Five things PR pros need to know on Tuesday morning, 2.24.2015

VA secretary apologizes for saying he was in US Special Forces; Bill O'Reilly vs. The New York Times over Argentina war reporting; FIFA recommends 2022 winter World Cup.

Veterans Affairs Secretary Bob McDonald
Veterans Affairs Secretary Bob McDonald

1. Veterans Affairs Secretary Robert McDonald, Procter & Gamble’s former CEO, apologized late Monday in a statement for saying he had served in the US Special Forces. McDonald was talking with a homeless veteran in January in a video recorded by CBS News when he made the statement.

2. CBS News has released disputed footage from 1982 of Bill O’Reilly’s reporting from Argentina during and after its conflict with the UK over the Falkland Islands. The Fox News host said the tape backs up his claims of having reported from dangerous war zones. Journalists from Mother Jones, which ran the initial report claiming O’Reilly had embellished his war-reporting chops, said it does not.

O’Reilly reportedly threatened New York Times reporter Emily Steel during an interview for her latest story on the situation, telling her, "I am coming after you with everything I have…you can take it as a threat."


3. International soccer body FIFA has recommended that the 2022 World Cup in Qatar should take place in November and December due to scorching temperatures affecting players and fans. Such a rescheduling would mean that many domestic leagues such as England’s Barclays Premier League would have to halt their seasons for weeks.

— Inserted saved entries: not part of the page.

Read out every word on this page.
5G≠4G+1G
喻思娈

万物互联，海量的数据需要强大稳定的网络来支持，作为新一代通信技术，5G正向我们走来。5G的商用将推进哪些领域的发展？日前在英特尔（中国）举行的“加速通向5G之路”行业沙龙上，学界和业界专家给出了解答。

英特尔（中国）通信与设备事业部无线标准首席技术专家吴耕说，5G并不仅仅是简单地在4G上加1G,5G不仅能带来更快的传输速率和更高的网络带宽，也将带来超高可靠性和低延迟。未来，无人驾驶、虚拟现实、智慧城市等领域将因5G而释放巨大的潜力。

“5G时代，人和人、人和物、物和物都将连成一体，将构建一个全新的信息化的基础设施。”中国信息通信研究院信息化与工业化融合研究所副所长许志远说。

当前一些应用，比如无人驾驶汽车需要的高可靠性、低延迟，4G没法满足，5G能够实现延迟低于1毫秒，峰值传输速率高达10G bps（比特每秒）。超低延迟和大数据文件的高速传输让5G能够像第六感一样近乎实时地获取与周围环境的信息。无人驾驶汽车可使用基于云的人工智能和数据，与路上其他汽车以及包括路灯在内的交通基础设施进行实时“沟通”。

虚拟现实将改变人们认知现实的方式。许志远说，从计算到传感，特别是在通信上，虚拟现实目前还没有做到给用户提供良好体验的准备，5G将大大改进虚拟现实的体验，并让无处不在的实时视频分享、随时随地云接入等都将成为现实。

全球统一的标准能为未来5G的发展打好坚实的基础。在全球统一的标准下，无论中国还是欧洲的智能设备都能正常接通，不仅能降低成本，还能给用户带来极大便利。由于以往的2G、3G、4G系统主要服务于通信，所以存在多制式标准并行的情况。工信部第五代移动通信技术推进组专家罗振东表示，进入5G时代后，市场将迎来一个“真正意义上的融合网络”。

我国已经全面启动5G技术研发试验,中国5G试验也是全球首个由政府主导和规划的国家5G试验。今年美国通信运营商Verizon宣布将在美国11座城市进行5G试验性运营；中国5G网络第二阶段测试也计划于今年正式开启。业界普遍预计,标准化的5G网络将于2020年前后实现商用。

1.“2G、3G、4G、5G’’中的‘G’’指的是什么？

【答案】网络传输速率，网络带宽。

4. The communications fight over the possible shutdown of the Department of Homeland Security is taking shape. White House Press Secretary Josh Earnest has said a shutdown would hurt the government’s ability to protect the public, while Republicans have stressed that most personnel would remain on the job.

5. The Environmental Protection Agency said Monday that it will issue new rules for automakers to determine how much gas the cars they are selling actually use. The regulations would affect how car-makers market their vehicles to the public.